Every conflict is part of the war between love and fear.

Some wise and humble (and therefore unknown) person is often quoted as saying that fear stands for "false evidence appearing real." Fear is the enemy of truth. Fear is, as that other ubiquitous quote says, "the mindkiller."

I have studied the armies of Fear for the better part of my 35 years, that I might find every crack in their armor and learn to use their tactics against them. I have acquainted myself very well with death and fear, and found life and love far more interesting pursuits. 

I have tracked The Great Beast and found its prints and scat in every corner of the culture; from the mind-erasing howls of corporate controlled news to the sinister magick of advertising, from the halls of power to the back roads of every human heart.
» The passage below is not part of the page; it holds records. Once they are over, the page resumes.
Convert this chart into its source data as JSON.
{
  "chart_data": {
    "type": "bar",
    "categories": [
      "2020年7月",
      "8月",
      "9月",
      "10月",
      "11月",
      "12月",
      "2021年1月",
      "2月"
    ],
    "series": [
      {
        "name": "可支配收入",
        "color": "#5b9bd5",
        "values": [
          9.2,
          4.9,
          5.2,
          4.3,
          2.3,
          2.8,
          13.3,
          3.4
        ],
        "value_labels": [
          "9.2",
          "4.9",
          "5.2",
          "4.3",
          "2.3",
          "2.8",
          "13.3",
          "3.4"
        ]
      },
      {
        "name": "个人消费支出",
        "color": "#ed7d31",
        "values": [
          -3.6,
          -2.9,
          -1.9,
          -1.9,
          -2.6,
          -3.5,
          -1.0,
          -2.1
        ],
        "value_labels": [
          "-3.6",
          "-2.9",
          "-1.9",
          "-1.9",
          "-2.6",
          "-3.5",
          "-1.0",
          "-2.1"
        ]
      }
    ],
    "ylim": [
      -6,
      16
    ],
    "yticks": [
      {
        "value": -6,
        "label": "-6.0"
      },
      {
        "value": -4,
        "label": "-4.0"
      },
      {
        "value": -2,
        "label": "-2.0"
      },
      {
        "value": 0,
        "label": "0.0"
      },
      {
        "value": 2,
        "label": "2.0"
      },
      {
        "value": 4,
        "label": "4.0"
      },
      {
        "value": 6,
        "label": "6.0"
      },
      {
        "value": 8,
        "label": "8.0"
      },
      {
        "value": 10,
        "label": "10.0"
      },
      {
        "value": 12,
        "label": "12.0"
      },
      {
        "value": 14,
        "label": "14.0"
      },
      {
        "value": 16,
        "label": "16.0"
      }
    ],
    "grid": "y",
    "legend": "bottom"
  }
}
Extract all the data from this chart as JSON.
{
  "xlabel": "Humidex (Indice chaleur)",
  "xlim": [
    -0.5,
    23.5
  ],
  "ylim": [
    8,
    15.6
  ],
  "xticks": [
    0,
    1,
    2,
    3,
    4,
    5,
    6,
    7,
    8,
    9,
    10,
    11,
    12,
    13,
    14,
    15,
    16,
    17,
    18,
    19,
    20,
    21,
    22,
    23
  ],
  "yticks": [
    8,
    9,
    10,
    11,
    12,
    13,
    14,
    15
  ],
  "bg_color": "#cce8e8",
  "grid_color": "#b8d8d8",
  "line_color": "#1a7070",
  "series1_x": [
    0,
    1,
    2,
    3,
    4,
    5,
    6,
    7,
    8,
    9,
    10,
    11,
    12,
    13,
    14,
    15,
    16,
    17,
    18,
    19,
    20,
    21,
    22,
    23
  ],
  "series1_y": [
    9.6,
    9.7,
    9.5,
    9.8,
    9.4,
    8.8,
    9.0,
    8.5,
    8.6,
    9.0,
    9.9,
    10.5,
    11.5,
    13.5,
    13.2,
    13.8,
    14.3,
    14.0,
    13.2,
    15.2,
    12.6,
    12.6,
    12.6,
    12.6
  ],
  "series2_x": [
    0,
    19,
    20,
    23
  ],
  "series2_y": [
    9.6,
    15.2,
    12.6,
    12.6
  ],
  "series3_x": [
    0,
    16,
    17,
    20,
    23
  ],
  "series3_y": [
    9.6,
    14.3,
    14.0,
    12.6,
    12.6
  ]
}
I see the ten thousand faces of the Them/Us game, manifesting in forms as varied as the schoolyard bully and the generation-sculpting spectre of atomic war. I see the subversion of the feminine creative force by the masculine death urge, drunk on blood. I see our species pretending to stand outside of Nature, burning down the house in a suicidal orgy of consumption designed to mask the fear of change. Whatever direction I stare, I meet the dead gaze of an ocean of blind eyes, refusing to cop to the fractal horror we refer to as the status quo.

Let my words find resonance in allies or fall upon the deaf. I can be silent no more.